吉本隆明さんが『共同幻想論』(他界論)の中で、次のように述べている。「人間の自己幻想(または対幻想)が極限のかたちで共同幻想に〈侵蝕〉された状態を〈死〉と呼ぶといういふうに。〈死〉の様式が文化空間のひとつの様式となってあらわれるのはそのためである。
たとえば、未開社会では人間の生理的な〈死〉は、自己幻想(または対幻想)が共同幻想にまったくとってかわられるような〈侵蝕〉を意味するために、個体の〈死〉は共同幻想の〈彼岸〉へ投げ出される疎外を意味するにすぎない。

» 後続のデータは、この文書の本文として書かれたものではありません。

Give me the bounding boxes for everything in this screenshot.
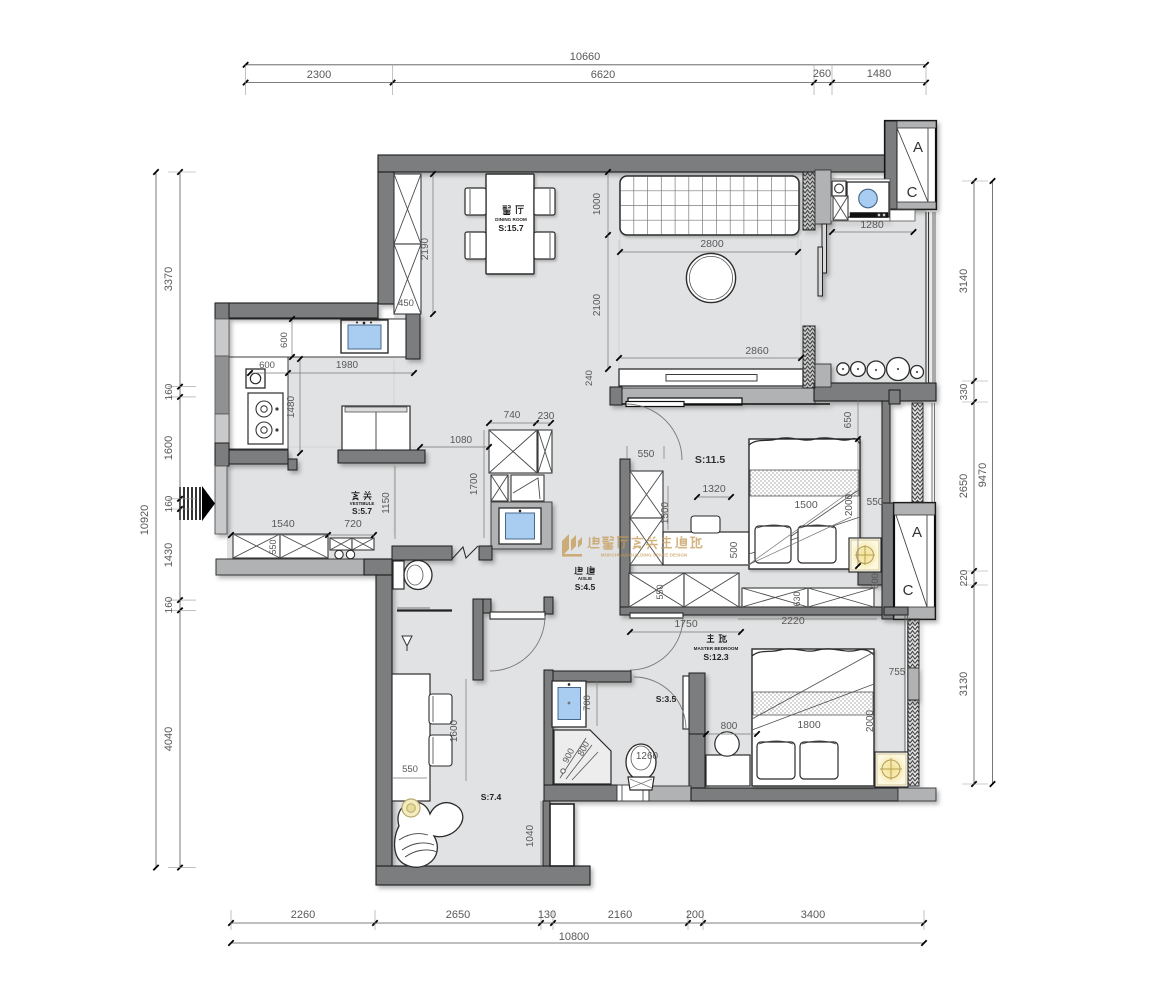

近代社会では、〈死〉は大なり小なり自己幻想(または対幻想)自体の消滅を意味するために、共同幻想の〈侵蝕〉は皆無にちかいから、大なり小なり死ねば死にきりという概念が流通するようになる。」
確かに、村落共同体では死を集団で弔うから、死ねば魂は山や海へ帰るとか、信仰集団であれば、浄土に往ったと「共同幻想」で死を受け止めるだろう。その一方で、近代社会を生きる個人は、もはや未開社会の共同幻想は死滅しているから、「死ねば死にきりという概念」になっているのだと吉本さんは言っている。そこで、私ははたと立ち止まってしまった。「死ねば死にきりという概念」も「共同幻想」が生み出したものではないのか、と。人間が生まれて、乳児から幼児へと成長していく過程で、ひとは死を学んでいくものではないか。学んでいく過程は、対幻想や共同幻想の中で学んでいくのではないか。だから、人間にとって死は、「共同幻想」の内部でしか考えられていない。ただ、その死は、人間にとって生理的なものでも、物理的なものでもなく、「幻想領域」にあるものだということになる。これが自覚的になることが、人間にとっては「救い」の扉を開くことになる。死は生理的であり、物理的だと見る「虚無的共同幻想」から目覚めるチャンスだからだ。